Embracing and acting upon this complexity-oriented  approach has profound consequences for education. It is not enough to transfer knowledge and hope that the learner can apply this. Learning in complexity becomes truly ‘situative’ and for this the learner needs to learn to be, to know and to act in this situation. 

We need to accept that to prepare and support this approach is challenging.

However, we feel that it is worth to invest in the understanding of complex adaptive systems; in a more situative, evaluative epistemology, offering the capability to anticipate complexity and its emergence (futures literacy).

Also, the focus on becoming in this journey – in the spirit of true life-long learning – needs attention. Complex issues often involve the engagement of more people forming a community. Think of a family, a neighbourhood, or in our context a learning community. This means that we need to facilitate both collective and individual learning processes. Whereby, preferably, both processes strengthen each other reciprocally.

Because of the uncertainty and ambiguity of this journey we feel that if we want to really embrace complexity we need to invest much more in a ‘holding and facilitating environment’. As learning in complex issues demands care and compassion, to hold each other at times and to find courage and inspiration to keep going and to keep experimenting in what often is a long journey. 

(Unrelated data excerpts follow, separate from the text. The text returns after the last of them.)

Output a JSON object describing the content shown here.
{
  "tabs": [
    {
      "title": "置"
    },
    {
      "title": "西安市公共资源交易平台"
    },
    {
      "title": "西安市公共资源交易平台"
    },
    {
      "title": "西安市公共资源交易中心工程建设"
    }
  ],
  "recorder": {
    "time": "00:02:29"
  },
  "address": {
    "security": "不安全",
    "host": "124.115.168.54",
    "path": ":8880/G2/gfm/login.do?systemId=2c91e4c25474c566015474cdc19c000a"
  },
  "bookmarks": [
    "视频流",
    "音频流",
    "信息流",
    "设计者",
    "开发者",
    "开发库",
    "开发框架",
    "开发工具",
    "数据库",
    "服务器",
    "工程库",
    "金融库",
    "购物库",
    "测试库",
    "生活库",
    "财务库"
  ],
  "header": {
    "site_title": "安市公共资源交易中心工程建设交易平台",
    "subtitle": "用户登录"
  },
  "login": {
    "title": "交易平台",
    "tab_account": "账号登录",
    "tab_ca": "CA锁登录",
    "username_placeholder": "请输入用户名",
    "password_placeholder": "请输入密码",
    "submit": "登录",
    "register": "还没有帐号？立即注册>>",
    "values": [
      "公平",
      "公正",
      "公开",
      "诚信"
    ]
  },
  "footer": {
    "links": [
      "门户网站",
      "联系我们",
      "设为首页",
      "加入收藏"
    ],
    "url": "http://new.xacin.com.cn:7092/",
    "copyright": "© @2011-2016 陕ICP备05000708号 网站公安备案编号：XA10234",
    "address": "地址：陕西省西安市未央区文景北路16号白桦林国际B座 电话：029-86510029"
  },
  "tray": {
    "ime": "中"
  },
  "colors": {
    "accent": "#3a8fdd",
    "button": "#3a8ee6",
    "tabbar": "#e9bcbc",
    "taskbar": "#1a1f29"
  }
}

Embracing a Complexity-Orientated Learning Approach in Health.

With our Erasmus+ project “Embracing a Complexity-Orientated Learning Approach in Health” (ECOLAH) we are creating learning spaces and methods for this intense but rewarding learning journey. We integrate this in both formal and informal education in curricula and in our engagement in communities where we research, innovate, and somehow also live. 

With facilitating learning in complexity, we aim to contribute to the urgently needed changes in our social and health care systems (and possibly other societal transitions). And we seek to act upon education’s limited capacity to build students’ hope and agency in these wicked times.

For it, we invite everybody to join us in this truly humbling journey for better health and education!